Hari Peduli Sampah Nasional (Hpsn) Digelar Di Desa Wisata Rammang-Rammang,Begini Pemaparan Bupati Maros

Liputan4.com Maros – Hari Peduli Sampah Nasional (HPSN) Sulawesi Selatan dipusatkan Di Desa Wisata Rammang-rammang, Salenrang Kec. Bontoa, Kabupaten Maros, sabtu (19/03/2022).

HPSN dihadiri Kepala Pusat Pengendalian Pembangunan Ekoregion (P3E) Sulawesi Dan Maluku, Dr. Ir, Darhamsyah, M.Si, Kadis Lingkungan Hidup Prov. Sulsel, Ir. A. Hasbi, M.Si, Bupati Maros, Chaidir Syam, Kepala Badan TN Babul, Kepala Balai Pengendalian Perubahan Iklim (PPI) dan unsur pimpinan OPD Pemkab Maros.
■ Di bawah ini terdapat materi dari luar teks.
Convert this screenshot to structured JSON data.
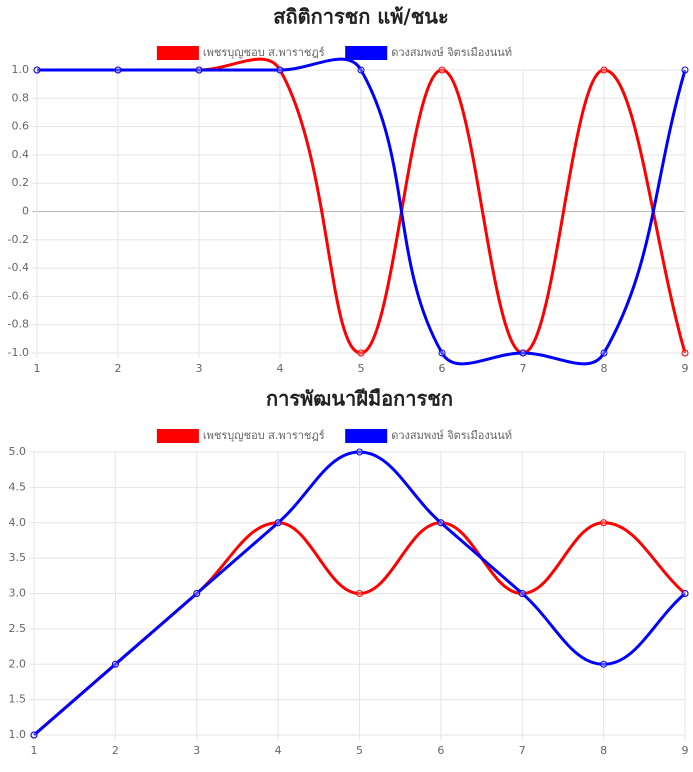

Darhamsyah dalam peringatan HPSN itu mengingatkan semua pihak jika persoalan sampah harus menjadi perhatian utama.

Menurutnya upaya penanganan dan pengelolaan sampah harus melibatkan seluruh komponen masyarakat yang meliputi Pemerintah baik Pusat dan Daerah, akademisi, aktivis, komunitas, dunia usaha, asosiasi profesional dan bahkan individual.
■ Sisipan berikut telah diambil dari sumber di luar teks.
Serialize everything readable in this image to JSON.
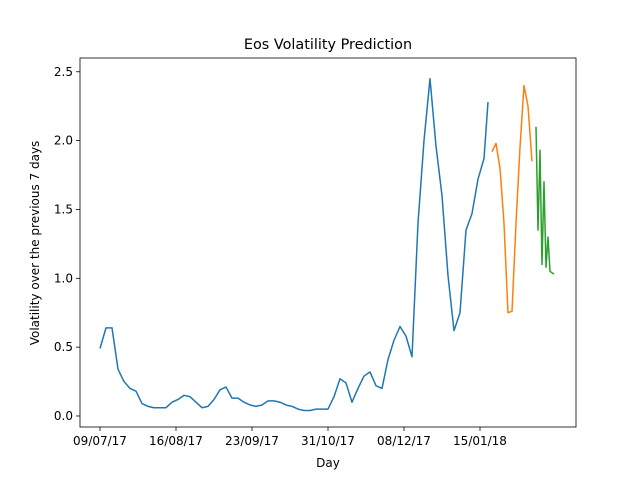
{
  "chart_data": {
    "type": "line",
    "title": "Eos Volatility Prediction",
    "x_label": "Day",
    "y_label": "Volatility over the previous 7 days",
    "xlim": [
      "29/06/17",
      "04/03/18"
    ],
    "xticks": [
      "09/07/17",
      "16/08/17",
      "23/09/17",
      "31/10/17",
      "08/12/17",
      "15/01/18"
    ],
    "ylim": [
      -0.08,
      2.6
    ],
    "yticks": [
      {
        "value": 0,
        "label": "0.0"
      },
      0.5,
      {
        "value": 1,
        "label": "1.0"
      },
      1.5,
      {
        "value": 2,
        "label": "2.0"
      },
      2.5
    ],
    "grid": false,
    "series": [
      {
        "color": "#1f77b4",
        "x": [
          "09/07/17",
          "12/07/17",
          "15/07/17",
          "18/07/17",
          "21/07/17",
          "24/07/17",
          "27/07/17",
          "30/07/17",
          "02/08/17",
          "05/08/17",
          "08/08/17",
          "11/08/17",
          "14/08/17",
          "17/08/17",
          "20/08/17",
          "23/08/17",
          "26/08/17",
          "29/08/17",
          "01/09/17",
          "04/09/17",
          "07/09/17",
          "10/09/17",
          "13/09/17",
          "16/09/17",
          "19/09/17",
          "22/09/17",
          "25/09/17",
          "28/09/17",
          "01/10/17",
          "04/10/17",
          "07/10/17",
          "10/10/17",
          "13/10/17",
          "16/10/17",
          "19/10/17",
          "22/10/17",
          "25/10/17",
          "28/10/17",
          "31/10/17",
          "03/11/17",
          "06/11/17",
          "09/11/17",
          "12/11/17",
          "15/11/17",
          "18/11/17",
          "21/11/17",
          "24/11/17",
          "27/11/17",
          "30/11/17",
          "03/12/17",
          "06/12/17",
          "09/12/17",
          "12/12/17",
          "15/12/17",
          "18/12/17",
          "21/12/17",
          "24/12/17",
          "27/12/17",
          "30/12/17",
          "02/01/18",
          "05/01/18",
          "08/01/18",
          "11/01/18",
          "14/01/18",
          "17/01/18",
          "19/01/18"
        ],
        "values": [
          0.49,
          0.64,
          0.64,
          0.34,
          0.25,
          0.2,
          0.18,
          0.09,
          0.07,
          0.06,
          0.06,
          0.06,
          0.1,
          0.12,
          0.15,
          0.14,
          0.1,
          0.06,
          0.07,
          0.12,
          0.19,
          0.21,
          0.13,
          0.13,
          0.1,
          0.08,
          0.07,
          0.08,
          0.11,
          0.11,
          0.1,
          0.08,
          0.07,
          0.05,
          0.04,
          0.04,
          0.05,
          0.05,
          0.05,
          0.14,
          0.27,
          0.24,
          0.1,
          0.2,
          0.29,
          0.32,
          0.22,
          0.2,
          0.41,
          0.55,
          0.65,
          0.58,
          0.43,
          1.4,
          2.0,
          2.45,
          1.96,
          1.6,
          1.02,
          0.62,
          0.75,
          1.35,
          1.47,
          1.72,
          1.87,
          2.28
        ]
      },
      {
        "color": "#ff7f0e",
        "x": [
          "21/01/18",
          "23/01/18",
          "25/01/18",
          "27/01/18",
          "29/01/18",
          "31/01/18",
          "02/02/18",
          "04/02/18",
          "06/02/18",
          "08/02/18",
          "10/02/18"
        ],
        "values": [
          1.92,
          1.98,
          1.8,
          1.4,
          0.75,
          0.76,
          1.4,
          1.95,
          2.4,
          2.25,
          1.85
        ]
      },
      {
        "color": "#2ca02c",
        "x": [
          "12/02/18",
          "13/02/18",
          "14/02/18",
          "15/02/18",
          "16/02/18",
          "17/02/18",
          "18/02/18",
          "19/02/18",
          "20/02/18",
          "21/02/18"
        ],
        "values": [
          2.1,
          1.35,
          1.93,
          1.1,
          1.7,
          1.08,
          1.3,
          1.05,
          1.04,
          1.03
        ]
      }
    ]
  }
}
\&Quot;\&Quot; Camat Bontoa MULYADI. S.STP Hadir Dalam Kegiatan Hari Peduli Sampah Nasional Di Desa Wisata Rammang-rammang

Sementara Bupati Maros, Chaidir Syam mengucapkan terima kasih atas dipilihnya rammang-rammang sebagai lokasi peringatan HPSN dimana poin Clean atau bersih pada tempat wisata akan menjadi perhatian utama pemerintah.

Selain itu, Chaidir Syam juga memaparkan saat ini sementara pembahasan ranperda pengelolaan sampah dimana hal ini merupakan satu bentuk upaya pemerintah dalam mengolah dan meminimalisir sampah atau limbah ditengah masyarakat.

Menurutnya, jika sampah yang dihasilkan masyarakat semakin banyak, maka hal itu bukan menunjukkan keberhasilan pemerintah, namun pemerintah bisa dianggap berhasil jika sampah yang ada bisa dikelola dan didaur ulang sebelum tiba ke tempat pembuangan akhir (TPA).

Kedepannya, Ketua PAN Maros ini juga menyampaikan akan memaksimalkan Fungsi Bank Sampah sehingga bernilai ekonomis dan ikut meningkatkan kesejahteraan masyarakat.

Beberapa upaya lain yang dilakukan pemkab Maros dalam menjaga lingkungan, Chaidir Syam memaparkan terus mendorong kerjasama dari pemerintah desa untuk bahu membahu mewujudkan pembangunan Desa yang peduli terhadap lingkungan hidup dan tangguh menghadapi ancaman bencana dengan mengembangkan dan mengintegrasikan konsep Transfer Anggaran Kabupaten Berbasis Ekologi (TAKE) dalam kebijakan pengalokasian Alokasi Dana Desa atau ADD dimana Kabupaten Maros menjadi Kabupaten Pertama di Sulsel yang menerapkan konsep ini.